Глава II Первые дни на новом месте прошли уныло, однообразно.

Как-то и не спалось по-настоящему, и есть не хотелось. Сон приносил только усталость, валяйся в постели хоть сутками. Веки набухли, кожа на лице стала желтая, дряблая. Томило ощущение непередаваемой пустоты, неудовлетворенности, вызванное провалом на экзамене, да и многим другим. «Ах, какой я был дурак, какой дурак»,— то и дело повторял он, думая о недавних событиях. И вообще, как все это могло случиться!.. Но ее голос звучал так чудесно, слезы казались такими трогательными. Вначале ничего и не было, кроме сочувствия и жалости,— по крайней мере, сам Индрек так думал. Может быть, еще только капелька любопытства: как она, эта девушка с почти детскими глазами, может так петь, откуда у нее такой голос? Теперь Индрек знает, как это могло быть, узнал очень скоро. Вот тогда и нахлынуло все то, что и сейчас еще кажется загадочным: пришло опьянение, пришла страсть, жгучая до боли, почти безумное самозабвение; люди, вещи, события озарились каким-то совсем новым светом. А потом он вдруг увидел, что он лишь один из многих, к тому же—единственный среди них глупец. Ему и сейчас еще стыдно перед самим собой, когда он об этом думает. Стыдно и противно! А в результате провал. Глупо, глупо! И кто поручится, что он и в будущем не окажется таким же глупцом? Кто поручится, что и в будущем он не забудет все и вся ради чьего-то голоса, слова, взгляда? Кто поручится? Эта мысль изнуряла душу и тело.

Надо уметь сосредоточивать все свои силы для достижения одной определенной цели, не отвлекаясь туда или сюда. Но до сих пор ему это не удавалось, не удавалось еще у Мауруса. Да, если бы не те события в школе, возможно, не случилось бы и всего остального. Но те дни принесли ему жгучую боль, она билась и горела в его душе, в теле, в мозгу, словно ища выхода — пусть даже в самой отчаянной вспышке страстей. Так человек опускается с неких горних высот в толпу простых смертных.

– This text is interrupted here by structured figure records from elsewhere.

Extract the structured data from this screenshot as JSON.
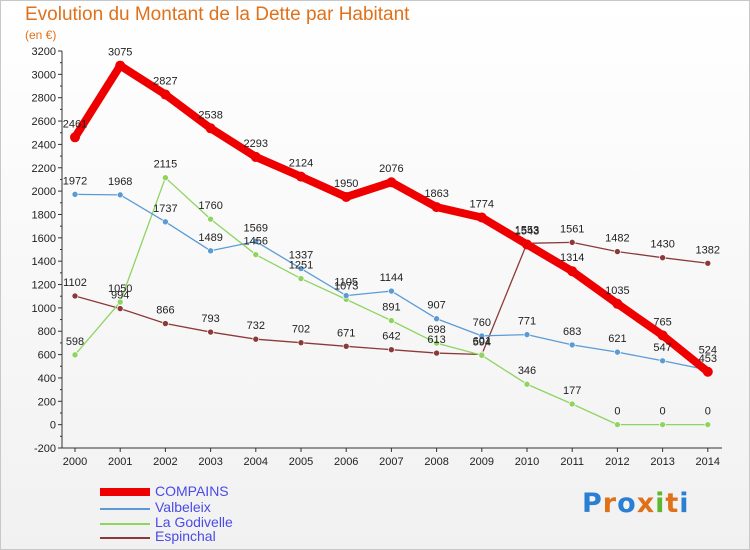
{
  "title": "Evolution du Montant de la Dette par Habitant",
  "subtitle": "(en €)",
  "logo": [
    "P",
    "r",
    "o",
    "x",
    "i",
    "t",
    "i"
  ],
  "logo_colors": [
    "#2a7fd4",
    "#e0711b",
    "#2a7fd4",
    "#e0711b",
    "#5bb82e",
    "#e0711b",
    "#2a7fd4"
  ],
  "chart_data": {
    "type": "line",
    "x": [
      "2000",
      "2001",
      "2002",
      "2003",
      "2004",
      "2005",
      "2006",
      "2007",
      "2008",
      "2009",
      "2010",
      "2011",
      "2012",
      "2013",
      "2014"
    ],
    "yticks": [
      "-200",
      "0",
      "200",
      "400",
      "600",
      "800",
      "1000",
      "1200",
      "1400",
      "1600",
      "1800",
      "2000",
      "2200",
      "2400",
      "2600",
      "2800",
      "3000",
      "3200"
    ],
    "ylim": [
      -200,
      3200
    ],
    "grid": false,
    "legend": "bottom-left",
    "series": [
      {
        "name": "COMPAINS",
        "color": "#ee0000",
        "values": [
          2461,
          3075,
          2827,
          2538,
          2293,
          2124,
          1950,
          2076,
          1863,
          1774,
          1543,
          1314,
          1035,
          765,
          453
        ],
        "labels": [
          "2461",
          "3075",
          "2827",
          "2538",
          "2293",
          "2124",
          "1950",
          "2076",
          "1863",
          "1774",
          "1543",
          "1314",
          "1035",
          "765",
          "453"
        ]
      },
      {
        "name": "Valbeleix",
        "color": "#5b9bd5",
        "values": [
          1972,
          1968,
          1737,
          1489,
          1569,
          1337,
          1105,
          1144,
          907,
          760,
          771,
          683,
          621,
          547,
          468
        ],
        "labels": [
          "1972",
          "1968",
          "1737",
          "1489",
          "1569",
          "1337",
          "1105",
          "1144",
          "907",
          "760",
          "771",
          "683",
          "621",
          "547",
          ""
        ]
      },
      {
        "name": "La Godivelle",
        "color": "#8fd460",
        "values": [
          598,
          1050,
          2115,
          1760,
          1456,
          1251,
          1073,
          891,
          698,
          594,
          346,
          177,
          0,
          0,
          0
        ],
        "labels": [
          "598",
          "1050",
          "2115",
          "1760",
          "1456",
          "1251",
          "1073",
          "891",
          "698",
          "594",
          "346",
          "177",
          "0",
          "0",
          "0"
        ]
      },
      {
        "name": "Espinchal",
        "color": "#8b3a3a",
        "values": [
          1102,
          994,
          866,
          793,
          732,
          702,
          671,
          642,
          613,
          601,
          1553,
          1561,
          1482,
          1430,
          1382
        ],
        "labels": [
          "1102",
          "994",
          "866",
          "793",
          "732",
          "702",
          "671",
          "642",
          "613",
          "601",
          "1553",
          "1561",
          "1482",
          "1430",
          "1382"
        ]
      }
    ],
    "legend_labels": [
      "COMPAINS",
      "Valbeleix",
      "La Godivelle",
      "Espinchal"
    ],
    "extra_labels": [
      "524"
    ]
  }
}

Вот и Индрек сейчас гораздо больше ощущал себя смертным, чем когда уходил от Мауруса. Он считал, что теперь он больше похож на других, стоит ближе к ним. Поэтому он отправился разыскивать своих бывших однокашников, которые раньше него покинули Маурусову школу, чтобы зарабатывать себе на хлеб. Но теперь Индрек никак не мог сойтись с прежними товарищами, словно все еще не мог сблизиться с ними. Один из них, старше Индрека года на два, на три, уклонился, сказав, что ему некогда: днем он занят в лавке, а по вечерам ухаживает за барышней.

   Понимаешь, всерьез, скажу тебе как другу,— пояснил он.— У старика она единственная дочь, наследует после него дом и торговое дело. С торговлей сейчас беда, хлопот не оберешься: все бунтуют, все! Требуют сокращения рабочего дня, вежливого обращения, прибавки жалованья и еще всякой всячины, так что иногда мы со стариком только вдвоем и отдуваемся: кто же будет работать, если все возьмут да разбегутся? Ведь торговля не должна страдать, это всякому понятно.

   Конечно,— согласился Индрек; он тоже понимал, что если у старика единственная дочь, за которой дают дом и лавку, а сейчас все бунтуют, то тут ничего не поделаешь.

— А вот у Вийдика есть такие дни, когда он совсем свободен,— сказал приятель, как бы в утешение.— Ты же знаешь, где его аптека?

Индрек знал. У Вийдика действительно иногда бывало много времени, но уже при второй их встрече произошло маленькое недоразумение, и встреча эта так и осталась последней. Они пошли вечером гулять в парк, и там Вийдик без лишних слов подсел на скамью к двум дамам и завел с ними разговор. Не беда, что дамы 'сперва не отвечали. Хорошо, хоть не ушли сразу.